Ilsa: Play it once, Sam. For old times' sake. Sam: [lying] I don't know what you mean, Miss Ilsa. Ilsa: Play it, Sam. Play "As Time Goes By." Sam: [lying] Oh, I can't remember it, Miss Ilsa. I'm a little rusty on it. Ilsa: I'll hum it for you. Da-dy-da-dy-da-dum, da-dy-da-dee-da-dum... [Sam begins playing] Ilsa: Sing it, Sam.

 

If you've ever seen Casablanca, the iconic 1942 film with Ingrid Bergman as Ilsa, Dooley Wilson as Sam, and some guy named Humphrey Bogart, well, you know what comes next. And Wilson's rendition of “As Time Goes By” is the gold standard.
 

 

Fantasia: Music by Ludwig van Beethoven, Paul Dukas, Modest Mussorgsky, Igor Stravinsky, et al. opened up in my brain an affinity for classical music and the ways in which music can be adapted to storytelling. Since then, film scores, popular songs strategically placed in a film, and certain movie musicals linger in my memory and probably will for as long as I live.
 

 

Mary Poppins: Yes, at age 7, I fell in love with Julie Andrews. She is, I believe, “practically perfect in every way.” But it wasn't just Ms.
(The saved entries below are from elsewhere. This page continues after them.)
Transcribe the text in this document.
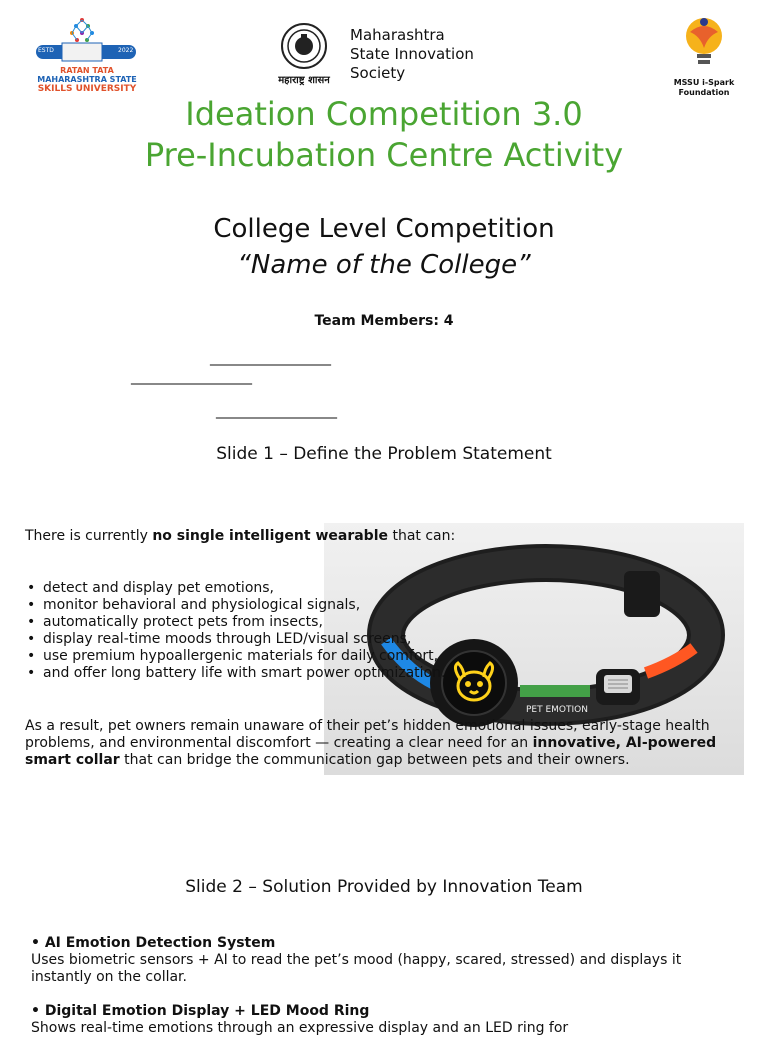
ESTD	2022
RATAN TATA
MAHARASHTRA STATE
SKILLS UNIVERSITY
महाराष्ट्र शासन
Maharashtra
State Innovation
Society
MSSU i-Spark
Foundation
Ideation Competition 3.0
Pre-Incubation Centre Activity
College Level Competition
“Name of the College”
Team Members: 4
____________________
____________________
____________________
Slide 1 – Define the Problem Statement
PET EMOTION
There is currently no single intelligent wearable that can:
• detect and display pet emotions,
• monitor behavioral and physiological signals,
• automatically protect pets from insects,
• display real-time moods through LED/visual screens,
• use premium hypoallergenic materials for daily comfort,
• and offer long battery life with smart power optimization.
As a result, pet owners remain unaware of their pet’s hidden emotional issues, early-stage health problems, and environmental discomfort — creating a clear need for an innovative, AI-powered smart collar that can bridge the communication gap between pets and their owners.
Slide 2 – Solution Provided by Innovation Team
• AI Emotion Detection System
Uses biometric sensors + AI to read the pet’s mood (happy, scared, stressed) and displays it instantly on the collar.
• Digital Emotion Display + LED Mood Ring
Shows real-time emotions through an expressive display and an LED ring for
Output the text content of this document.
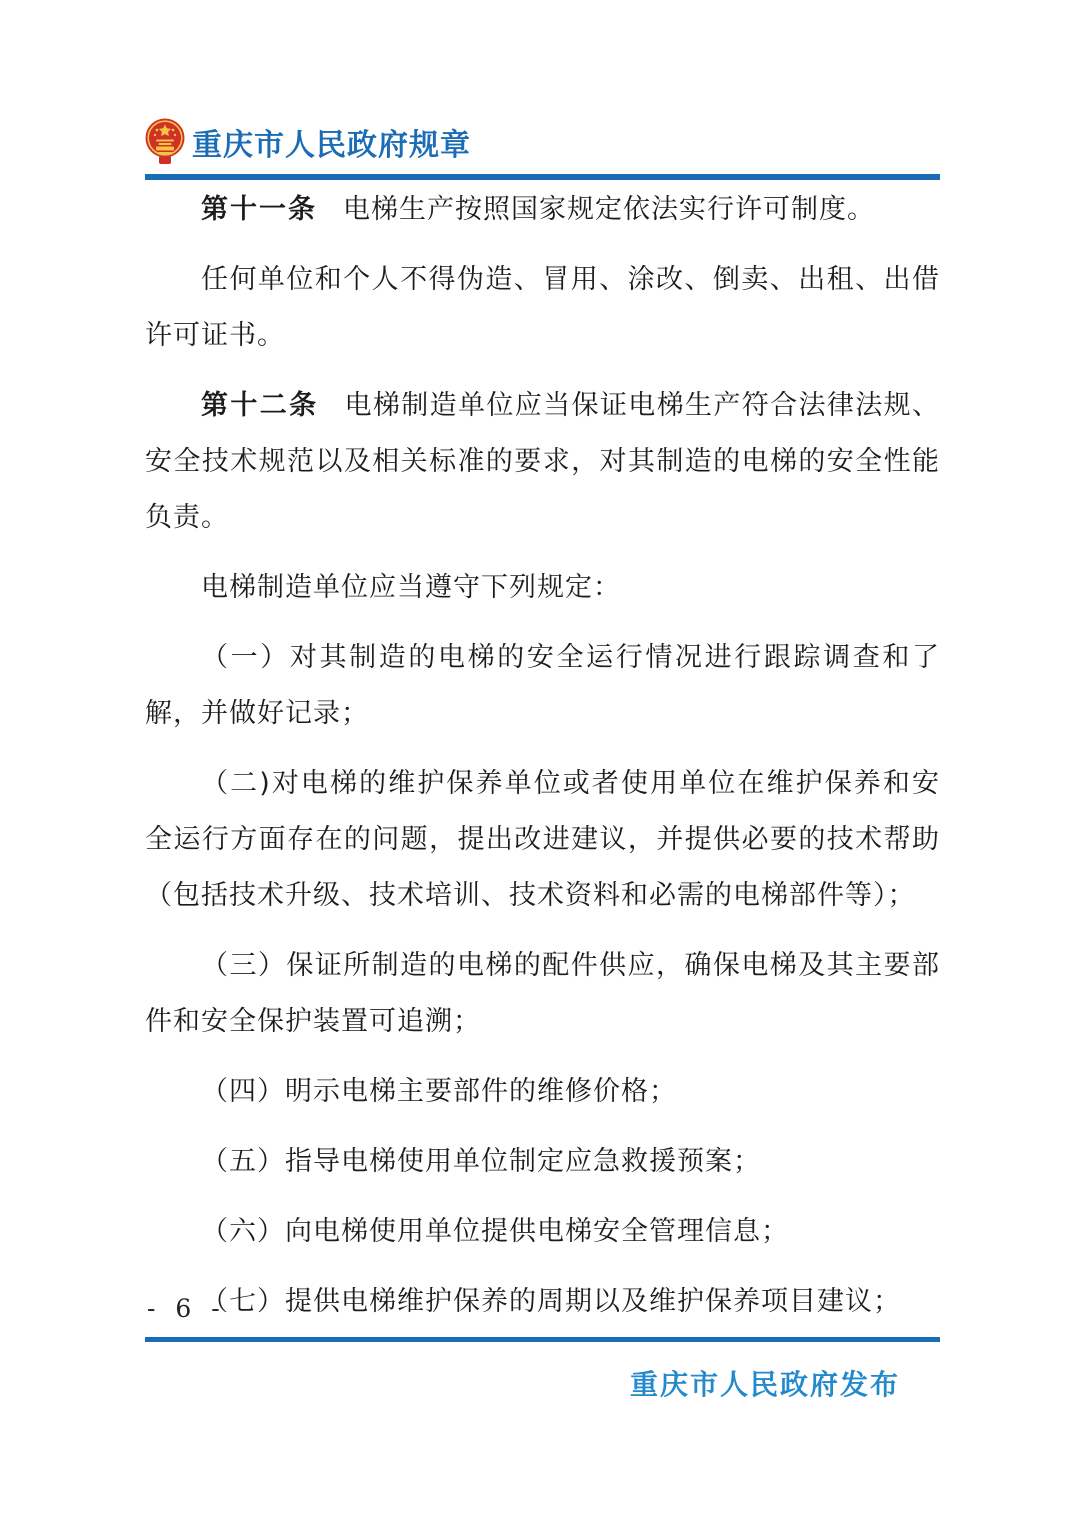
重庆市人民政府规章

第十一条 电梯生产按照国家规定依法实行许可制度。

任何单位和个人不得伪造、冒用、涂改、倒卖、出租、出借许可证书。

第十二条 电梯制造单位应当保证电梯生产符合法律法规、安全技术规范以及相关标准的要求，对其制造的电梯的安全性能负责。

电梯制造单位应当遵守下列规定：

（一）对其制造的电梯的安全运行情况进行跟踪调查和了解，并做好记录；

（二)对电梯的维护保养单位或者使用单位在维护保养和安全运行方面存在的问题，提出改进建议，并提供必要的技术帮助（包括技术升级、技术培训、技术资料和必需的电梯部件等）；

（三）保证所制造的电梯的配件供应，确保电梯及其主要部件和安全保护装置可追溯；

（四）明示电梯主要部件的维修价格；

（五）指导电梯使用单位制定应急救援预案；

（六）向电梯使用单位提供电梯安全管理信息；

（七）提供电梯维护保养的周期以及维护保养项目建议；

- 6 -
重庆市人民政府发布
Andrews' wise and wonderful nanny that made this movie so beloved, her exquisite singing, or Dick Van Dyke's vibrant performance as Burt the sidewalk artist and chimney sweep. It's the songs by Robert and Richard Sherman that give the movie its soul, from the wild Cockney frenzy of “Supercalifragilisticexpialidocious” to “Feed the Birds,” a song to warm the coldest heart.
 

 

Love and Death: Again with the classical music, this time by Sergei Prokofiev, mostly. Love and Death was my introduction to Woody Allen's work, staring himself and Diane Keaton. This is an earthy satire of novelist Tolstoy, filmmaker Eisenstein and all things Russian, set during Napoleon's invasion of the Motherland. And true to his vision, Allen chooses parts of Prokofiev's jaunty score for a lost film satire skewering capricious bureaucracy and aristocracy, Liuetentant Kije.

 

 

(500)Days of Summer: Now for something a little more contemporary (2009). This Mychael Danna and Rob Simmonsen score haunts me, from the opening shot of Summer (Zooey Deschanel) and Tom (Joseph Gordon-Levitt) holding hands on a park bench to the moment we learn what got them there. And the songs, from sad British pop (The Smiths) to the exquisitely pointed use of songs by such groups as Doves and The Temper Trap, flow seamlessly into and out of the score and the movie's fractured narrative.